Syndicats | publié le : 05.09.2023 | Judith Chetrit

Dans les syndicats, l'arrivée des nouveaux adhérents sera-t-elle vivifiante ?

Dans les syndicats, l'arrivée des nouveaux adhérents sera-t-elle vivifiante ?

Crédit photo Emanuel Corso / Adobe stock

Plusieurs mois de lutte unitaire contre la réforme des retraites auront permis aux centrales syndicales de faire repartir les adhésions à la hausse. Aujourd’hui, les syndicats font les comptes et cherchent à s'assurer de l'engagement à plus long terme de ces néosyndiqués. Pour peser dans les entreprises… et face à l'État.

Jamais les syndicats n’ont été aussi enthousiastes à communiquer sur leur nombre d’adhérents. Plutôt habitués à répondre laconiquement sur une syndicalisation poussive et effritée ou à botter en touche sur la faible participation aux élections professionnelles, la vague continue d'adhésions enregistrée depuis le début 2023 leur redonne un élan qu’ils comptent bien pérenniser au-delà de l’effet d’annonce. Au début de l’été, le cap des 100 000 nouveaux adhérents, toutes organisations confondues, semblait déjà franchi.

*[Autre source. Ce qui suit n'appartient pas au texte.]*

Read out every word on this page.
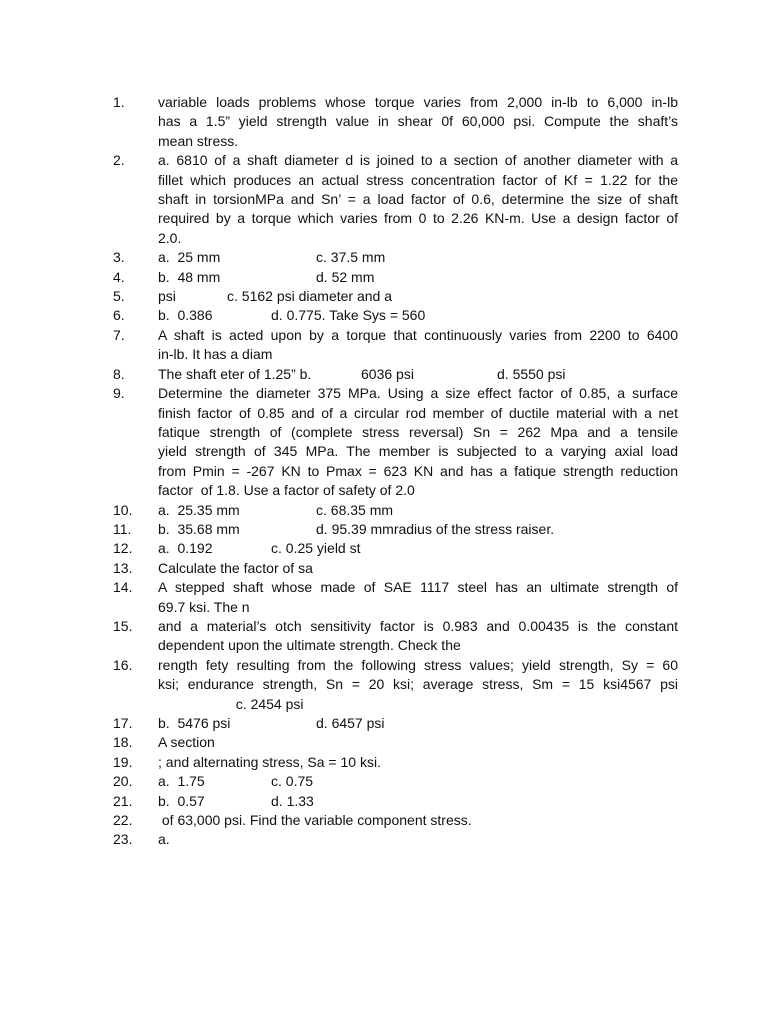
1. variable loads problems whose torque varies from 2,000 in-lb to 6,000 in-lb
has a 1.5” yield strength value in shear 0f 60,000 psi. Compute the shaft’s
mean stress.
2. a. 6810 of a shaft diameter d is joined to a section of another diameter with a
fillet which produces an actual stress concentration factor of Kf = 1.22 for the
shaft in torsionMPa and Sn’ = a load factor of 0.6, determine the size of shaft
required by a torque which varies from 0 to 2.26 KN-m. Use a design factor of
2.0.
3. a.  25 mm	c. 37.5 mm
4. b.  48 mm	d. 52 mm
5. psi	c. 5162 psi diameter and a
6. b.  0.386	d. 0.775. Take Sys = 560
7. A shaft is acted upon by a torque that continuously varies from 2200 to 6400
in-lb. It has a diam
8. The shaft eter of 1.25” b.	6036 psi	d. 5550 psi
9. Determine the diameter 375 MPa. Using a size effect factor of 0.85, a surface
finish factor of 0.85 and of a circular rod member of ductile material with a net
fatique strength of (complete stress reversal) Sn = 262 Mpa and a tensile
yield strength of 345 MPa. The member is subjected to a varying axial load
from Pmin = -267 KN to Pmax = 623 KN and has a fatique strength reduction
factor  of 1.8. Use a factor of safety of 2.0
10. a.  25.35 mm	c. 68.35 mm
11. b.  35.68 mm	d. 95.39 mmradius of the stress raiser.
12. a.  0.192	c. 0.25 yield st
13. Calculate the factor of sa
14. A stepped shaft whose made of SAE 1117 steel has an ultimate strength of
69.7 ksi. The n
15. and a material’s otch sensitivity factor is 0.983 and 0.00435 is the constant
dependent upon the ultimate strength. Check the
16. rength fety resulting from the following stress values; yield strength, Sy = 60
ksi; endurance strength, Sn = 20 ksi; average stress, Sm = 15 ksi4567 psi
c. 2454 psi
17. b.  5476 psi	d. 6457 psi
18. A section
19. ; and alternating stress, Sa = 10 ksi.
20. a.  1.75	c. 0.75
21. b.  0.57	d. 1.33
22. of 63,000 psi. Find the variable component stress.
23. a.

Certes, il faudra décompter les sortants pour obtenir un nombre net d’arrivées, mais rien que la CGT et la CFDT ont édité pas moins de 80 000 nouvelles cartes : 32 000 et des milliers de demandes de contacts pour le premier et plus de 47 000 adhésions pour le second. Les autres syndicats avancent des pourcentages ou des fourchettes : entre + 10 % et + 30 % en fonction des fédérations à la CFE-CGC, 6 000 à 8 000 nouveaux cotisants chez Force Ouvrière et l’Unsa relève une accélération des demandes d’adhésion sur tout le premier trimestre. « Nous savons que certains ont adhéré par soutien, mais il nous faut avoir pour objectif d’éviter que ces syndiqués partent et qu’ils puissent trouver leur place dans l’organisation syndicale », avance Catherine Giraud, secrétaire confédérale en charge de la vie syndicale et du renforcement.

« La lutte contre la réforme des retraites a été un accélérateur »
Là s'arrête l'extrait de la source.